風力発電の「戦略的適地」が国内4カ所に、最大500MW級を洋上に展開自然エネルギー(1/2 ページ)

地域主導による風力発電を推進するため、環境省は2015年度から「戦略的適地」の開発支援に乗り出す。岩手・鳥取・福岡・長崎の4県で構想中のプロジェクトを対象に、環境に配慮した風力発電事業のモデルを構築する。福岡県と長崎県では洋上に100基を超える大型風車を展開する計画だ。

» 2015年03月19日 09時00分 公開
[石田雅也スマートジャパン]

 環境省は風力発電を対象にした「地域主導型の戦略的適地抽出手法」の構築事業を2015年度に開始する。全国からモデル地域を選び、2016年度までの2年間で環境影響評価の第1段階まで実施できるようにする方針だ。2015年度は1億5800万円の予算を見込んでいて、1地域あたり4500万円までを補助する。

 公募の結果、4カ所をモデル地域に選定した(図1)。岩手県の太平洋沿岸で最北端にある洋野町(ひろのちょう)のほか、福岡県の北九州市で「地域エネルギー拠点化推進事業」を進めている響灘(ひびきなだ)の沖合、すでに浮体式の洋上風力発電の実証試験が始まっている長崎県の五島市が含まれている。鳥取県で風力発電が盛んな北栄町(ほくえいちょう)のプロジェクトだけは陸上で実施する。

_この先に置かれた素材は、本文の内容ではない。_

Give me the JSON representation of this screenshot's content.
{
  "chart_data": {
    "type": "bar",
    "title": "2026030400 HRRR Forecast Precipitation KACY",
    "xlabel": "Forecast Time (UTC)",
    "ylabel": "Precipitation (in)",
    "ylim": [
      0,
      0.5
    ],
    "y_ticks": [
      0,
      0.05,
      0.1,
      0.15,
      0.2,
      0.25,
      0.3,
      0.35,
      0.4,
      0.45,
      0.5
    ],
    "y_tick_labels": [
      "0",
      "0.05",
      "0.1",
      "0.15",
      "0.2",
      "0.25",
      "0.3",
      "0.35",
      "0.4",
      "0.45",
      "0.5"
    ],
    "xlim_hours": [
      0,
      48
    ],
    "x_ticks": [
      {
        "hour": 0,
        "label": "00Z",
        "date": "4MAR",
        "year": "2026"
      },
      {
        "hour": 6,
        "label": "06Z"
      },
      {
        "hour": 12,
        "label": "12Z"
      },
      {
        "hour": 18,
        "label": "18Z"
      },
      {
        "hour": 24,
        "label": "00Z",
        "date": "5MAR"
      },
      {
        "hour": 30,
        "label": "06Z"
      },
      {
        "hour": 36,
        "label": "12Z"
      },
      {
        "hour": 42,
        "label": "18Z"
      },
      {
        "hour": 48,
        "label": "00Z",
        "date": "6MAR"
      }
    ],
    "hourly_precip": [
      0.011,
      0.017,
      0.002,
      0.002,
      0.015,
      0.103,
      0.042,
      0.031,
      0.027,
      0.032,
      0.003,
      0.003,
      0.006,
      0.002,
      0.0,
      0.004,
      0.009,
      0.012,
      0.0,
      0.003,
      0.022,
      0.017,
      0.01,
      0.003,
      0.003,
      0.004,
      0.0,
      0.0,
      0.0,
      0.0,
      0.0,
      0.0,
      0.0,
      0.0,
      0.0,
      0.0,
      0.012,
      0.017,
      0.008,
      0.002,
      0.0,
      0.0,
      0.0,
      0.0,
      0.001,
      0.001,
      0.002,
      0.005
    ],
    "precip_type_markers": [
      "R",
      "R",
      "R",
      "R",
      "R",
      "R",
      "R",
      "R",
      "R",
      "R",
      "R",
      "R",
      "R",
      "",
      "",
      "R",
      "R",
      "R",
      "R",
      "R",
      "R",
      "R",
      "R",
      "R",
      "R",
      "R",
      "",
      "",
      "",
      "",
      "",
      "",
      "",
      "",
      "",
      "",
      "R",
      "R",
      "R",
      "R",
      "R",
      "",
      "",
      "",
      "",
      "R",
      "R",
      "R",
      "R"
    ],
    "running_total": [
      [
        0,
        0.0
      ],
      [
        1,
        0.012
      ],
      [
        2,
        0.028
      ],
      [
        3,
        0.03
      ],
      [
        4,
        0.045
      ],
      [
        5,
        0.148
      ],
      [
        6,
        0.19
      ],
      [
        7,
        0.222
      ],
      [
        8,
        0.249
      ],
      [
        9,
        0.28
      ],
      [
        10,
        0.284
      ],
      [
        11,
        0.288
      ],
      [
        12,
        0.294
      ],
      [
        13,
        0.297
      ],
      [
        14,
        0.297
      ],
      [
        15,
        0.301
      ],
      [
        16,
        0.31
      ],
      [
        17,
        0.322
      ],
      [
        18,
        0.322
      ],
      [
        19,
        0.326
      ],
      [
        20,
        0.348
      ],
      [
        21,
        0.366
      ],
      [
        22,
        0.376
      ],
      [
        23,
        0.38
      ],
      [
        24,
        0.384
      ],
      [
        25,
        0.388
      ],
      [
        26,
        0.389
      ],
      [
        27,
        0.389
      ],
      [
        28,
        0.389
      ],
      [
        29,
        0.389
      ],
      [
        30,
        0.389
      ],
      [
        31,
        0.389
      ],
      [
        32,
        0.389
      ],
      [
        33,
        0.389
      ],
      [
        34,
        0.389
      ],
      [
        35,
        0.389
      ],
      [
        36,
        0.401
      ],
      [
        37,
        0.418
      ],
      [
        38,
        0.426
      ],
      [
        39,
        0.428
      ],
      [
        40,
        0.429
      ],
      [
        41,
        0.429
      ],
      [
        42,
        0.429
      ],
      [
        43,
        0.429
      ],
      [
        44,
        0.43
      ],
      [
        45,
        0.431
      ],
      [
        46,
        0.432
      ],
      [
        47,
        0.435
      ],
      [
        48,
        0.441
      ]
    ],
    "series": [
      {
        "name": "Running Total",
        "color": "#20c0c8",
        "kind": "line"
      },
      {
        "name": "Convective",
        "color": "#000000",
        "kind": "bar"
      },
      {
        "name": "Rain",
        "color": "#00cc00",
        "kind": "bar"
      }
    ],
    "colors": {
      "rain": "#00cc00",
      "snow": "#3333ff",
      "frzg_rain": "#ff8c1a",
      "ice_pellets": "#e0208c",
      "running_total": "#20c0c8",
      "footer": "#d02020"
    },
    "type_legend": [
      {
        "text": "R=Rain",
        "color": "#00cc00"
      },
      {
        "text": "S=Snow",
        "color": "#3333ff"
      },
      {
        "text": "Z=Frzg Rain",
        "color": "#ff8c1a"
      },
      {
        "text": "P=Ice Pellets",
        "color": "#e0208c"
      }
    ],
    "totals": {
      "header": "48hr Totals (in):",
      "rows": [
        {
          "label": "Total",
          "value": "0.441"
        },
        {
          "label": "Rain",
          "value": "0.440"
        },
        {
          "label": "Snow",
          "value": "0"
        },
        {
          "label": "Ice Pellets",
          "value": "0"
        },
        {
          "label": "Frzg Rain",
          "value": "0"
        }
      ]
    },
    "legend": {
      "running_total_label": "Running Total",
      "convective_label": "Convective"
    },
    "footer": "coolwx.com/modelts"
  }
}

図1 「戦略的適地抽出手法」を構築するモデル地域。出典:環境省

 岩手県の洋野町は東日本大震災で甚大な被害を受けた地域で、復興に向けて2014年度から7年計画で再生可能エネルギーの導入を推進している(図2)。町の北側にある角浜(かどのはま)漁港の沖合を対象にNEDO(新エネルギー・産業技術総合開発機構)が2011年度に事業化の調査を実施したところ、発電能力が2MW(メガワット)の風車を40基ほど着床式で設置できることが確認できた。

図2 洋野町の再生可能エネルギー導入状況(2014年3月時点)。出典:洋野町
図3 洋野町の平均風速(地上70メートル)。出典:洋野町(NEDOの資料をもとに作成)

 洋野町は風況に恵まれていて、陸上・洋上ともに年間の平均風速が毎秒7メートル以上になる(図3)。

 NEDOの調査では洋上風力発電の設備利用率(発電能力に対する実際の発電量)として24%を見込むことができて、しかも動植物や漁業に対する影響は軽微と評価した。環境省のモデル地域に選ばれたことで、早ければ3年後の2018年度にも着工できる可能性がある。